A few months ago I sat down with a payments manager who had spent the better part of a year evaluating blockchain. At first it was the usual story. Internal debates, risk assessments, small pilots that were treated more like scientific experiments than real infrastructure.
Then something changed.
He told me that at a certain point the question within his company was no longer: “Should we use this?” and quietly became, “Why aren’t we already using this everywhere we can?” Not because of hype, but because the systems they tested were faster, cheaper and more flexible than what they had relied on for years.
That moment is happening across the industry now and the data is starting to reflect it.
In March alone, Polygon processed 178 million USD stablecoin transactions, 42.7 million of which occurred in one week. Those numbers are easy to read past, but they represent something much bigger than raw activity. They point out that a growing share of real dollar payments are moving to new rails that are fundamentally different from the existing systems they are beginning to replace.
For decades, global payments have run through infrastructure like ACH in the US, which still processes approximately 31 million transactions per day. It works, but it’s not built for an always-on, globally connected, and increasingly automated world. What we are seeing now is not just an incremental improvement. It is a parallel system that arises alongside it, a system that operates with fewer restrictions and opens up completely new possibilities.
Polygon has become one of the places where this shift is most visible, not because it wanted to be a payments network in the traditional sense of the word, but because it has quietly become the environment where many of these new flows actually work in production.
You can see this in the way companies are already using it. Revolut, now one of the largest fintech platforms in the world with 50 million customers, has processed more than $1.2 billion on Polygon. Tazapay cleared $687 million in one month. In total, $2.3 trillion has passed through the network. These are not edge cases or isolated pilots. They are real companies moving real money at scale.
What is even more telling is how this momentum has begun to converge.
In the first quarter of 2026, several of the largest players in payments made similar infrastructure decisions at almost the same time. Stripe introduced a new protocol for autonomous AI agent payments and chose stablecoins on Polygon as the settlement layer. Mastercard expanded its integration, and that decision was almost immediately reflected in its network activity. Visa and Google are working in the same direction.
These were not coordinated movements. They were independent decisions, made by different companies, all coming to the same conclusion about where the payments infrastructure is going.

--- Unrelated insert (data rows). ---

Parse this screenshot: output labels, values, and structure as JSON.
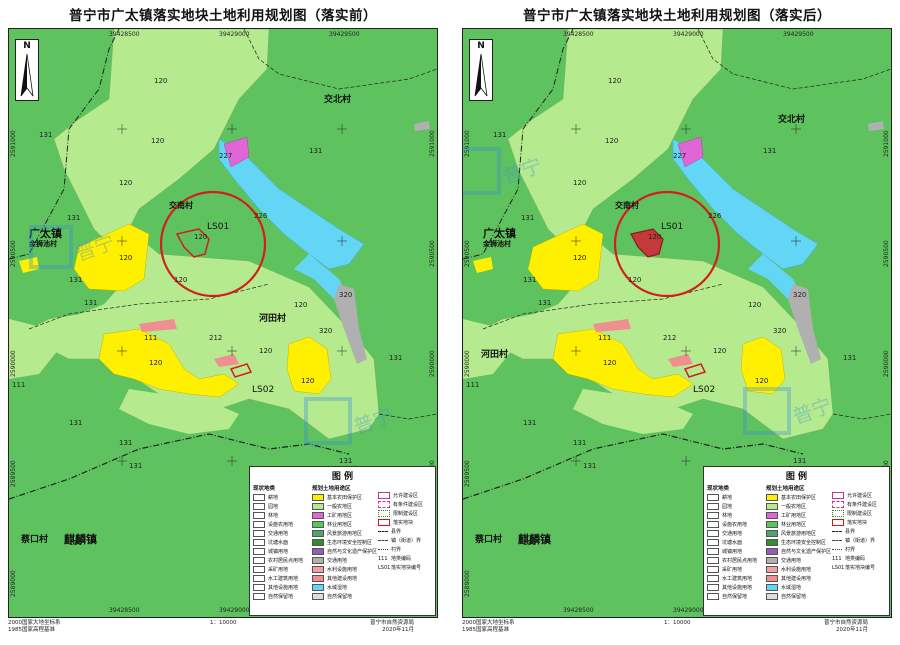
{
  "panels": [
    {
      "title": "普宁市广太镇落实地块土地利用规划图（落实前）",
      "variant": "before"
    },
    {
      "title": "普宁市广太镇落实地块土地利用规划图（落实后）",
      "variant": "after"
    }
  ],
  "map": {
    "top_ticks": [
      "39428500",
      "39429000",
      "39429500"
    ],
    "bottom_ticks": [
      "39428500",
      "39429000",
      "39429500"
    ],
    "left_ticks": [
      "2591000",
      "2590500",
      "2590000",
      "2589500",
      "2589000"
    ],
    "right_ticks": [
      "2591000",
      "2590500",
      "2590000",
      "2589500",
      "2589000"
    ],
    "north_label": "N",
    "places": {
      "jiaobei": "交北村",
      "guangtai": "广太镇",
      "jinshichi": "金狮池村",
      "hetian": "河田村",
      "caikou": "蔡口村",
      "qilin": "麒麟镇",
      "jiaonan": "交南村"
    },
    "plot_labels": {
      "ls01": "LS01",
      "ls02": "LS02"
    },
    "land_codes": {
      "c120": "120",
      "c131": "131",
      "c227": "227",
      "c226": "226",
      "c320": "320",
      "c111": "111",
      "c212": "212"
    },
    "colors": {
      "forest": "#5ec35e",
      "farm": "#b6ea8e",
      "basic_farm": "#ffef00",
      "water": "#63d5f5",
      "mining": "#e066d8",
      "road": "#b0b0b0",
      "construction": "#f08f8f",
      "plot_outline": "#d11f1f",
      "plot_fill_after": "#c43a3a"
    }
  },
  "legend": {
    "title": "图    例",
    "current_title": "现状地类",
    "current": [
      "耕地",
      "园地",
      "林地",
      "设施农用地",
      "交通用地",
      "坑塘水面",
      "城镇用地",
      "农村居民点用地",
      "采矿用地",
      "水工建筑用地",
      "其他设施用地",
      "自然保留地"
    ],
    "plan_title": "规划土地用途区",
    "plan": [
      "基本农田保护区",
      "一般农地区",
      "工矿用地区",
      "林业用地区",
      "风景旅游用地区",
      "生态环境安全控制区",
      "自然与文化遗产保护区",
      "交通用地",
      "水利设施用地",
      "其他建设用地",
      "水域湿地",
      "自然保留地"
    ],
    "symbols": [
      "允许建设区",
      "有条件建设区",
      "限制建设区",
      "落实地块",
      "县界",
      "镇（街道）界",
      "村界",
      "地类编码",
      "落实地块编号"
    ],
    "symbol_samples": {
      "code_sample": "111",
      "plot_sample": "LS01"
    }
  },
  "footer": {
    "left_line1": "2000国家大地坐标系",
    "left_line2": "1985国家高程基准",
    "scale": "1：10000",
    "right_line1": "普宁市自然资源局",
    "right_line2": "2020年11月"
  },
  "watermark": "普宁房产网"
}
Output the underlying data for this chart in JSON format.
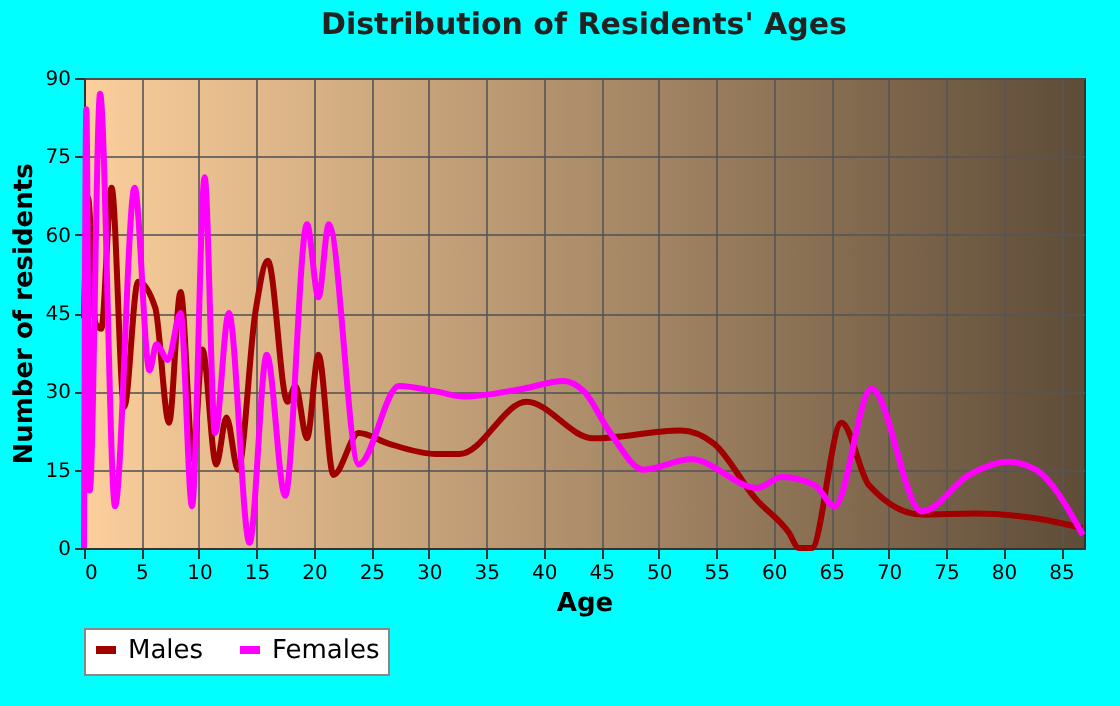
{
  "chart_data": {
    "type": "line",
    "title": "Distribution of Residents' Ages",
    "xlabel": "Age",
    "ylabel": "Number of residents",
    "xlim": [
      0,
      87
    ],
    "xticks": [
      0,
      5,
      10,
      15,
      20,
      25,
      30,
      35,
      40,
      45,
      50,
      55,
      60,
      65,
      70,
      75,
      80,
      85
    ],
    "ylim": [
      0,
      90
    ],
    "yticks": [
      0,
      15,
      30,
      45,
      60,
      75,
      90
    ],
    "grid": true,
    "legend": "bottom",
    "marker": "none",
    "line_style": "solid",
    "series": [
      {
        "name": "Males",
        "color": "#a00000",
        "x": [
          0,
          0.35,
          1,
          1.5,
          2.4,
          3.5,
          4.7,
          6.2,
          7.4,
          8.4,
          9.5,
          10.3,
          11.5,
          12.4,
          13.4,
          14.9,
          16,
          17.7,
          18.4,
          19.4,
          20.4,
          21.7,
          23.9,
          26.5,
          30.6,
          32.7,
          38.5,
          44.3,
          51.9,
          54.8,
          58.4,
          61.3,
          62.2,
          63.3,
          65.9,
          68.3,
          72.9,
          77.5,
          82.8,
          86.9
        ],
        "values": [
          44,
          67,
          43,
          42,
          69,
          27,
          51,
          46,
          24,
          49,
          17,
          38,
          16,
          25,
          15,
          45,
          55,
          28,
          31,
          21,
          37,
          14,
          22,
          20,
          18,
          18,
          28,
          21,
          22.5,
          20,
          9.5,
          3,
          0,
          0,
          24,
          12,
          6.4,
          6.6,
          5.7,
          3.8
        ]
      },
      {
        "name": "Females",
        "color": "#ff00ff",
        "x": [
          0,
          0.2,
          0.5,
          1.4,
          2.7,
          4.4,
          5.7,
          6.3,
          7.3,
          8.4,
          9.4,
          10.5,
          11.4,
          12.6,
          14.4,
          15.9,
          17.5,
          19.4,
          20.4,
          21.3,
          23.9,
          27.4,
          30.6,
          33,
          38.2,
          41.7,
          43.5,
          45.8,
          48.7,
          52.8,
          58.6,
          60.7,
          63.6,
          65.3,
          68.5,
          72.9,
          77,
          80.4,
          82.8,
          86.9
        ],
        "values": [
          0,
          84,
          11,
          87,
          8,
          69,
          34,
          39,
          36,
          45,
          8,
          71,
          22,
          45,
          1,
          37,
          10,
          62,
          48,
          62,
          16,
          31,
          30,
          29,
          30.5,
          32,
          30,
          22,
          15,
          17,
          11.5,
          13.6,
          12,
          8,
          30.5,
          7,
          14,
          16.5,
          15,
          2.5
        ]
      }
    ]
  }
}
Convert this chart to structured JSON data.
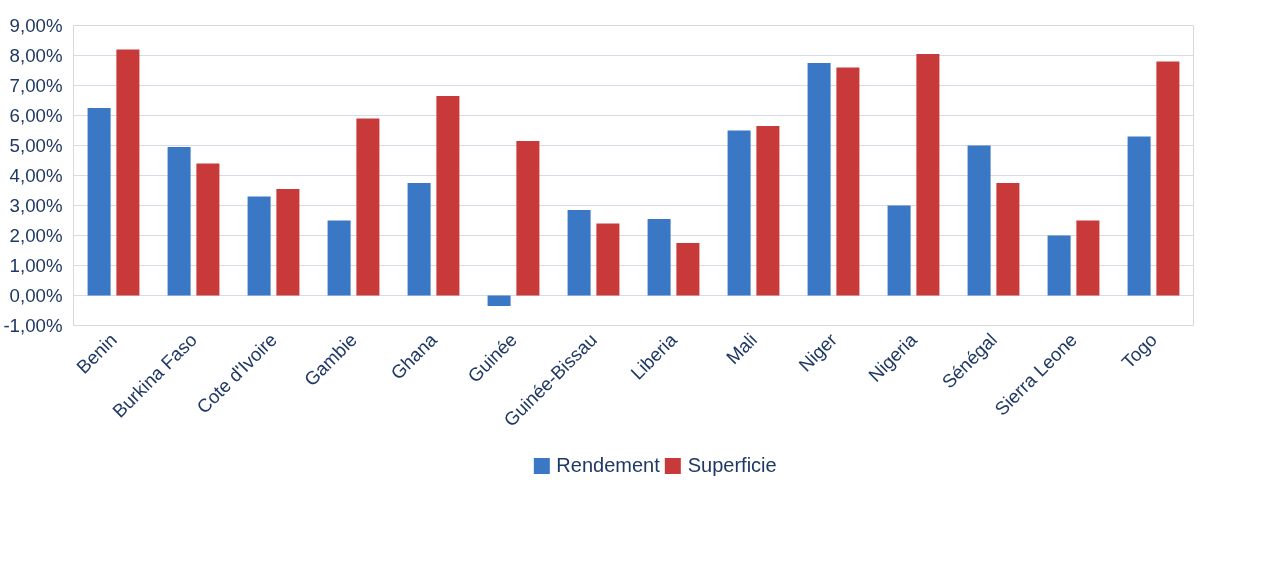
{
  "chart_data": {
    "type": "bar",
    "categories": [
      "Benin",
      "Burkina Faso",
      "Cote d'Ivoire",
      "Gambie",
      "Ghana",
      "Guinée",
      "Guinée-Bissau",
      "Liberia",
      "Mali",
      "Niger",
      "Nigeria",
      "Sénégal",
      "Sierra Leone",
      "Togo"
    ],
    "series": [
      {
        "name": "Rendement",
        "color": "#3a78c6",
        "values": [
          6.25,
          4.95,
          3.3,
          2.5,
          3.75,
          -0.35,
          2.85,
          2.55,
          5.5,
          7.75,
          3.0,
          5.0,
          2.0,
          5.3
        ]
      },
      {
        "name": "Superficie",
        "color": "#c83a3a",
        "values": [
          8.2,
          4.4,
          3.55,
          5.9,
          6.65,
          5.15,
          2.4,
          1.75,
          5.65,
          7.6,
          8.05,
          3.75,
          2.5,
          7.8
        ]
      }
    ],
    "ylim": [
      -1,
      9
    ],
    "yticks": [
      {
        "value": -1,
        "label": "-1,00%"
      },
      {
        "value": 0,
        "label": "0,00%"
      },
      {
        "value": 1,
        "label": "1,00%"
      },
      {
        "value": 2,
        "label": "2,00%"
      },
      {
        "value": 3,
        "label": "3,00%"
      },
      {
        "value": 4,
        "label": "4,00%"
      },
      {
        "value": 5,
        "label": "5,00%"
      },
      {
        "value": 6,
        "label": "6,00%"
      },
      {
        "value": 7,
        "label": "7,00%"
      },
      {
        "value": 8,
        "label": "8,00%"
      },
      {
        "value": 9,
        "label": "9,00%"
      }
    ],
    "grid": "y",
    "legend": "bottom"
  }
}
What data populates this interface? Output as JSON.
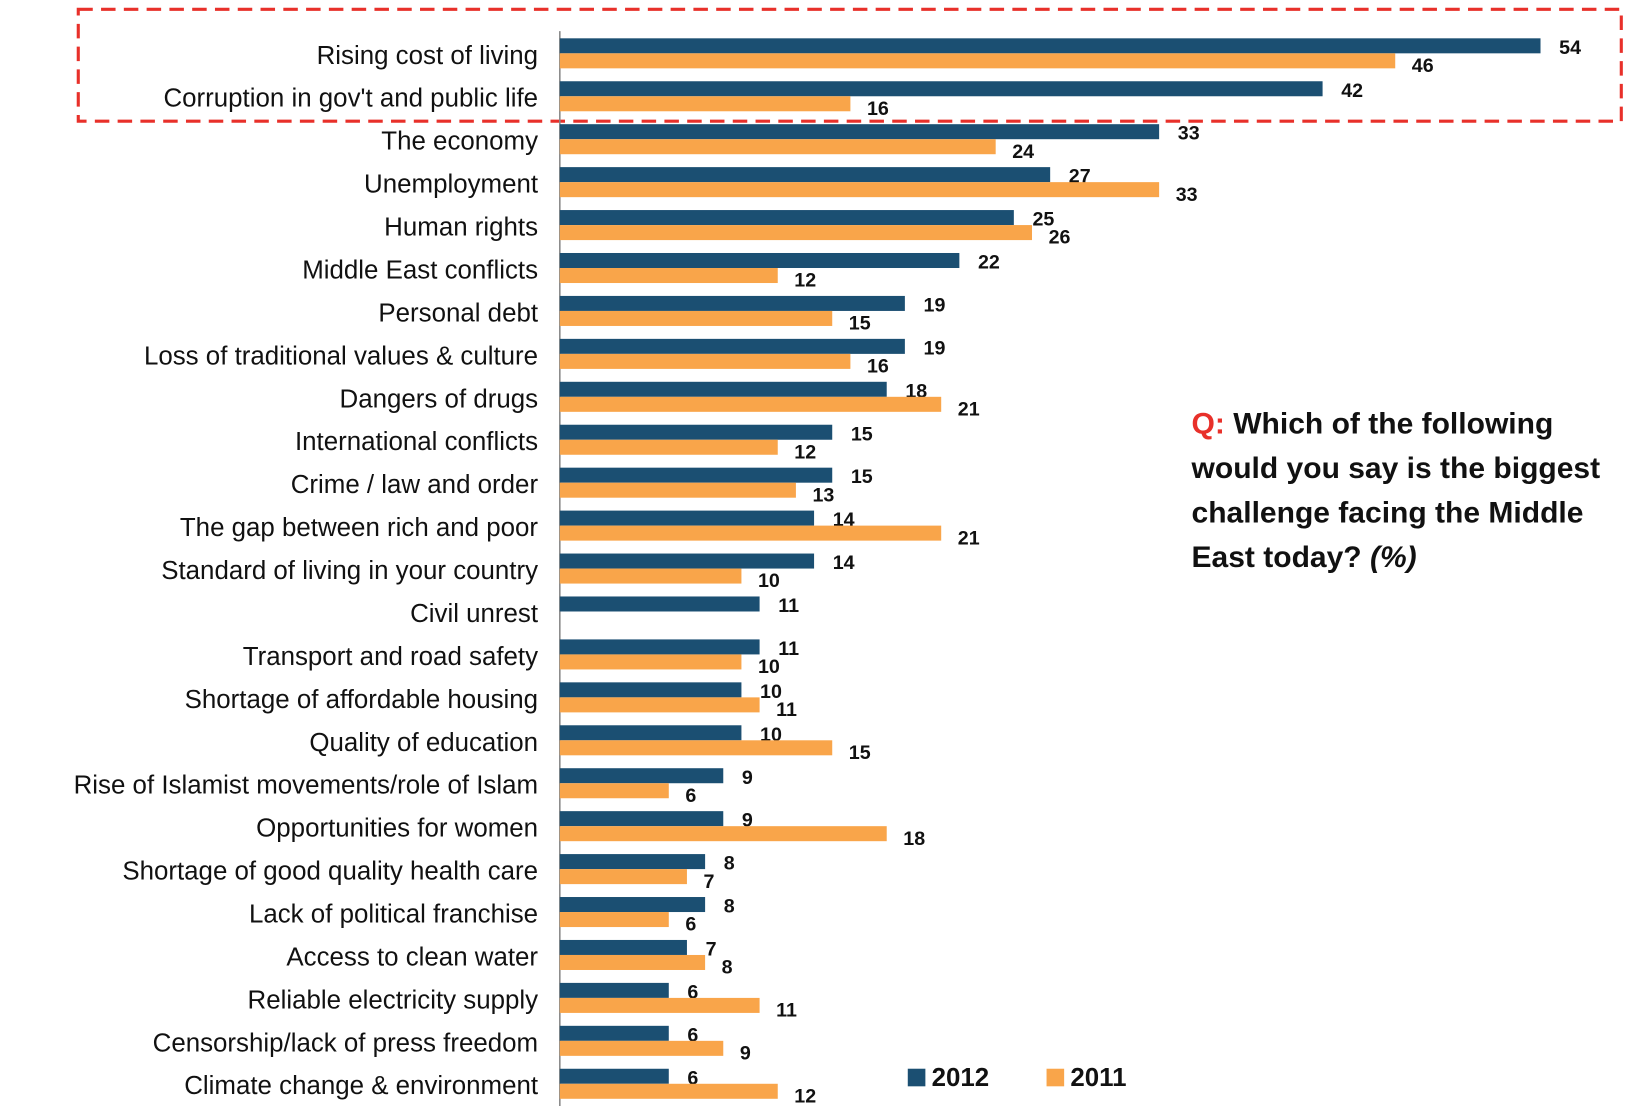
{
  "chart_data": {
    "type": "hbar",
    "categories": [
      "Rising cost of living",
      "Corruption in gov't and public life",
      "The economy",
      "Unemployment",
      "Human rights",
      "Middle East conflicts",
      "Personal debt",
      "Loss of traditional values & culture",
      "Dangers of drugs",
      "International conflicts",
      "Crime / law and order",
      "The gap between rich and poor",
      "Standard of living in your country",
      "Civil unrest",
      "Transport and road safety",
      "Shortage of affordable housing",
      "Quality of education",
      "Rise of Islamist movements/role of Islam",
      "Opportunities for women",
      "Shortage of good quality health care",
      "Lack of political franchise",
      "Access to clean water",
      "Reliable electricity supply",
      "Censorship/lack of press freedom",
      "Climate change & environment"
    ],
    "series": [
      {
        "name": "2012",
        "color": "#1b4f72",
        "values": [
          54,
          42,
          33,
          27,
          25,
          22,
          19,
          19,
          18,
          15,
          15,
          14,
          14,
          11,
          11,
          10,
          10,
          9,
          9,
          8,
          8,
          7,
          6,
          6,
          6
        ]
      },
      {
        "name": "2011",
        "color": "#f9a54a",
        "values": [
          46,
          16,
          24,
          33,
          26,
          12,
          15,
          16,
          21,
          12,
          13,
          21,
          10,
          null,
          10,
          11,
          15,
          6,
          18,
          7,
          6,
          8,
          11,
          9,
          12
        ]
      }
    ],
    "annotation": {
      "prefix": "Q:",
      "lines": [
        "Which of the following",
        "would you say is the biggest",
        "challenge facing the Middle",
        "East today?"
      ],
      "suffix": "(%)"
    },
    "legend": "bottom"
  }
}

Polygon’s role in this is not accidental. It sits at the intersection of cost-efficiency, scalability, and composability in a way that makes these use cases feasible. Stablecoins can move quickly and cheaply. Applications can build on each other. New types of transactions, especially those powered by software and AI, can take place without having to rebuild the system each time.
That last point is starting to matter more than people realize.
We’re starting to see the early stages of AI-powered payments, where software agents transact directly with each other. Polygon is already leading the way in what will become a major signal of that future, with 358,000 weekly transactions tied to organic AI agent activity and $1.2 million in volume in a single week. These numbers are still early, but they show how quickly new behavior can emerge if the underlying infrastructure allows it.
At the same time, the broader market is catching up. Polygon captured 22.1 percent of the global market share for stablecoin transactions in March, surpassing BNB Chain for the first time. When it comes to USDC specifically, it now accounts for 46 percent of all transfers worldwide, with significantly more volume than the next largest chain. By the end of the month the weekly transfer share was 35.5 percent.
These are not just any milestones. They are signals of where activity is concentrated as the system evolves.
When you add it all up, a pattern emerges that is hard to ignore. The movement of dollars on blockchain rails is no longer a future story or a niche trend. It’s happening now, driven by real demand and reinforced by the decisions of the industry’s biggest players.
And just like that conversation I had a few months ago, the shift doesn’t happen through a dramatic, singular moment. It happens quietly and then suddenly. One team decides to go faster. One product goes live. One integration turns into sustainable volume. Then suddenly the question is no longer whether this works.
What matters is how much of the system is going to move, and how fast.
The payments industry has been wondering for years whether blockchain would become part of its infrastructure. That question has been answered effectively.
What matters now is who recognizes the shift early enough to build on it, and who ultimately responds to it.